My family and I were fortunate enough to host a French exchange student in my last year of high school... and I've been fortunate enough to keep in touch with her, getting to know her sweet family in the process. During my mom and sister's visit, the six of us escaped the crowds of Paris for Fontainebleau. This charming Parisian suburb is known for its scenic forest--formally a favorite hunting ground of French kings and now a popular weekend getaway for all city-dwellers. I especially love it for its market though. It was my mom and sister's first visit to a French one.Crowds were bustling, vendors were shouting (occasionally), and English was nowhere to be heard on that Sunday morning. As it would be most others, I assume. In these way, markets are very much unlike museums. Very few of the products are preserved (e.g. fresh fruits and vegetables), there are no suggestions as to which route to take, and interaction with others is necessary. It occured to me then that "the market" I've come to appreciate might be an intimidating environment for my mom and sister, and any newcomer for that matter. I tried to guide them through with the best of my non-expert tips I've developed in the past few months...
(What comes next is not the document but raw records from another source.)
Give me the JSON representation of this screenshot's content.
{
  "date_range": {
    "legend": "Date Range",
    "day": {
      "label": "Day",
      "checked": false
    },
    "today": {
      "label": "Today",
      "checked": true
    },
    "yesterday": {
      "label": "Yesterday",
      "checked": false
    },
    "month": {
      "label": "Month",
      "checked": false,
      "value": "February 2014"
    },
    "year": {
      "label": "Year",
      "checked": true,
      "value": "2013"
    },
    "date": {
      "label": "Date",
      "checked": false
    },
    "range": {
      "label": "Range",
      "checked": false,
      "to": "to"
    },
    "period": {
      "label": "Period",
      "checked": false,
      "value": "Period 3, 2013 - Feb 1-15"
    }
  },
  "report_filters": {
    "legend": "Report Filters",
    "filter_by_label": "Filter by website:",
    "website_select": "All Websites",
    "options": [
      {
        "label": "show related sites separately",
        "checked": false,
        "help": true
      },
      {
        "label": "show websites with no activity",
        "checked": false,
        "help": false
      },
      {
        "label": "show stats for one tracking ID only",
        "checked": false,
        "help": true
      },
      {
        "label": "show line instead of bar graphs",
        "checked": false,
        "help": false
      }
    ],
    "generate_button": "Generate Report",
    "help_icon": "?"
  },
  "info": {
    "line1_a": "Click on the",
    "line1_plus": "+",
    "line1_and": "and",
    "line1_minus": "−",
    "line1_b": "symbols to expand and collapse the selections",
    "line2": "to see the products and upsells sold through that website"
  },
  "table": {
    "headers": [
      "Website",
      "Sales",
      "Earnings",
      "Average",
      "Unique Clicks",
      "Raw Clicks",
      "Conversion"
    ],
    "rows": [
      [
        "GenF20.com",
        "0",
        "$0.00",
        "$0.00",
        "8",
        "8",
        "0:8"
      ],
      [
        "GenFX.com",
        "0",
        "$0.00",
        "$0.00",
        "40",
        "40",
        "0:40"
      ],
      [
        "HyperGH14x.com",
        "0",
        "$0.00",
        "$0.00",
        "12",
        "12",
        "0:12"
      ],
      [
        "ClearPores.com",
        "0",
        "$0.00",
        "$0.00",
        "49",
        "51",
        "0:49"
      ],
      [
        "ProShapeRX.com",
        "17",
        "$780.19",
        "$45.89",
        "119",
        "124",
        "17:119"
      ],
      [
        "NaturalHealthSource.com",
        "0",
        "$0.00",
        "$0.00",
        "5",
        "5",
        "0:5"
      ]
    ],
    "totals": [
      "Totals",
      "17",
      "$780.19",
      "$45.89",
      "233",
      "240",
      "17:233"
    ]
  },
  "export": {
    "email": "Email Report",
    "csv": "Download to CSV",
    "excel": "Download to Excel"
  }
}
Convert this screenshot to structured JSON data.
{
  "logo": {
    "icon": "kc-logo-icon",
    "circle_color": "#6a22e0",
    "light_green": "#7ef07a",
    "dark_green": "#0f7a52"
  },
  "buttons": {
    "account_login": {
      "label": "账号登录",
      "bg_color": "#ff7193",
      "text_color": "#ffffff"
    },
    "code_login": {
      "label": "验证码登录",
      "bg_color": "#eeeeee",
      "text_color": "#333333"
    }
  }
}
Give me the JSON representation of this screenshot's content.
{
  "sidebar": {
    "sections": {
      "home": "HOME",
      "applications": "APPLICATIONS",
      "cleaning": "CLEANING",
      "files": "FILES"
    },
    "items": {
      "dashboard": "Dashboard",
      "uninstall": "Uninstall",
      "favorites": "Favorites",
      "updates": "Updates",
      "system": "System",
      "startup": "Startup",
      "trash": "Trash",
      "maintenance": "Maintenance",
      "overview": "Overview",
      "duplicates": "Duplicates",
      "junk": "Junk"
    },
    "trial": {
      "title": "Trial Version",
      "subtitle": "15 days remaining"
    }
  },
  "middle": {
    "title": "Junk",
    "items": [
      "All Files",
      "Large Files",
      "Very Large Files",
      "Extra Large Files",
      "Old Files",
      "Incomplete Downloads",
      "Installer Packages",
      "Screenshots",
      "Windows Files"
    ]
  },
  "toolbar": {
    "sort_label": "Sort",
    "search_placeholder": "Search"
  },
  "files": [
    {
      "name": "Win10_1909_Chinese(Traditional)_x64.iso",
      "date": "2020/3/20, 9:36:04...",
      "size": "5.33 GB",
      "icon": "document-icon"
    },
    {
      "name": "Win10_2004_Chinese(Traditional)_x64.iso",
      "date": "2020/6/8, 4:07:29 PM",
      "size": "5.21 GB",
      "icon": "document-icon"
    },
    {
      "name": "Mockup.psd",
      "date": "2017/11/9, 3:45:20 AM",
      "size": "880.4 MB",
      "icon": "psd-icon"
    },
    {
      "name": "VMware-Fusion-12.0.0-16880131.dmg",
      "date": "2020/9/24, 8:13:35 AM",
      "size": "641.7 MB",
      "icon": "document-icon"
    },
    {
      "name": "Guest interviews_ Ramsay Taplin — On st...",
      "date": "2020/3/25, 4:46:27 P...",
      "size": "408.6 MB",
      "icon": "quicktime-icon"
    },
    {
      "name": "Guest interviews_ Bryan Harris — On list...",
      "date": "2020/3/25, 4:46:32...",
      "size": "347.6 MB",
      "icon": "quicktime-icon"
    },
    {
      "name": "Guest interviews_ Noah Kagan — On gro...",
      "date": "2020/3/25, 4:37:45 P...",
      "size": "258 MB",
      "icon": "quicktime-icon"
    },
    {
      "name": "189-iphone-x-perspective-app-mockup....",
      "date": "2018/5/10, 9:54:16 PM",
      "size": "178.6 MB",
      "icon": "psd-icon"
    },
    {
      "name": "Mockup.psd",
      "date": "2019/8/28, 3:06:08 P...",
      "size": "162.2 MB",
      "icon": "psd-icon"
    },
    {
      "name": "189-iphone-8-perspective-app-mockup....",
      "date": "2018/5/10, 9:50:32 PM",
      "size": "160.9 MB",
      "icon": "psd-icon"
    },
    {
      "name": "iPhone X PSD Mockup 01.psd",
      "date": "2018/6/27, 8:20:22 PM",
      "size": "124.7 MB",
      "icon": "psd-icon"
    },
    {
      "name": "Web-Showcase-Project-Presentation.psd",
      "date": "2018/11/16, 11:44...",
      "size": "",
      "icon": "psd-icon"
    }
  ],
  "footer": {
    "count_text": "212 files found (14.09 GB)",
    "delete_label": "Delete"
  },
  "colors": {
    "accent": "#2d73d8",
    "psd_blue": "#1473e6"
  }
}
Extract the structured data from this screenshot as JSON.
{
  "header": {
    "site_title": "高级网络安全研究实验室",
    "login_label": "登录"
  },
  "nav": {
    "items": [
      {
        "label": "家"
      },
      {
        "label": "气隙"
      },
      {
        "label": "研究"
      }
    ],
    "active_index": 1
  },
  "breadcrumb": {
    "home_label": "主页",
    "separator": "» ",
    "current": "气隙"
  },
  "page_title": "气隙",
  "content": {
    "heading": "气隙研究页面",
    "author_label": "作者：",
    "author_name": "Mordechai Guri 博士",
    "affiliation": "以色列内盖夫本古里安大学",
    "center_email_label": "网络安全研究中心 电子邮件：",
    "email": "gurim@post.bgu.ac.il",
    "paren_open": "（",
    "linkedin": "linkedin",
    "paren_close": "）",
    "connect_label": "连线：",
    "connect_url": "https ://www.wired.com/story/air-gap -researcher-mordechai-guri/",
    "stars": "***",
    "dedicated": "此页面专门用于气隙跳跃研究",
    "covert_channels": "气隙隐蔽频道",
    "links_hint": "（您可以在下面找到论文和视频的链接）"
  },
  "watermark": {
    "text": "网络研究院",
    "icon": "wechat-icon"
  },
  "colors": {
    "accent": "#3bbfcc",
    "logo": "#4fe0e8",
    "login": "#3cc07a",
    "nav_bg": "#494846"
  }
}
1. Bring more than one reusable tote, preferably a strong one. I've visited markets with "a list" but always end up getting more than I bargained for (no pun intended). There's always a more diverse selection than expected.
2. Have cash! (Perhaps this should have been my first tip.) Very few merchants accept credit cards. Thankfully, I've found most markets are close to at least one bank. Fontainebleau's, for instance, is in the city's center square.
3. Arriving early provides the best selection. Arriving late provides the best prices. In other words, there's no wrong time to go to the market :).
4. Ask questions. Market-vendors and -goers are probably part of the same community and I've found them to be both friendly and helpful when I thoughtfully practice my French. I doubt I'd be able to navigate my way through a cheese selection without, "Excusez-moi, comment est-ce le goût?"
5. Do a lap before making any purchases. There is undoubtedly going to be more than one flower stand as well as one for every other kind of product so its nice to scope out quality and selection first. Lines are indicative of both.
6. Enjoy samples if you can. Although pain d'épices is not my favorite, I was thrilled that myself, my mom, and my sister were able to try it the weekend before last. How festive.
7. Observe the transactions. I've found that handling items, including fruits and vegetables, before purchase isn't often done in France... even if the baskets are within reach. Follow the example of the customers in front of you.
8. Expect seasonal. Freshly picked fruits and vegetables are the most readily available (and cheapest) so it'll be obvious what is in season in that sense. You may be surprised to find, however, that particular game, foul, fish, breads, pastries, and wine are only available at specific times of the year. The same goes for holiday treats; of course! Enjoy them while you can.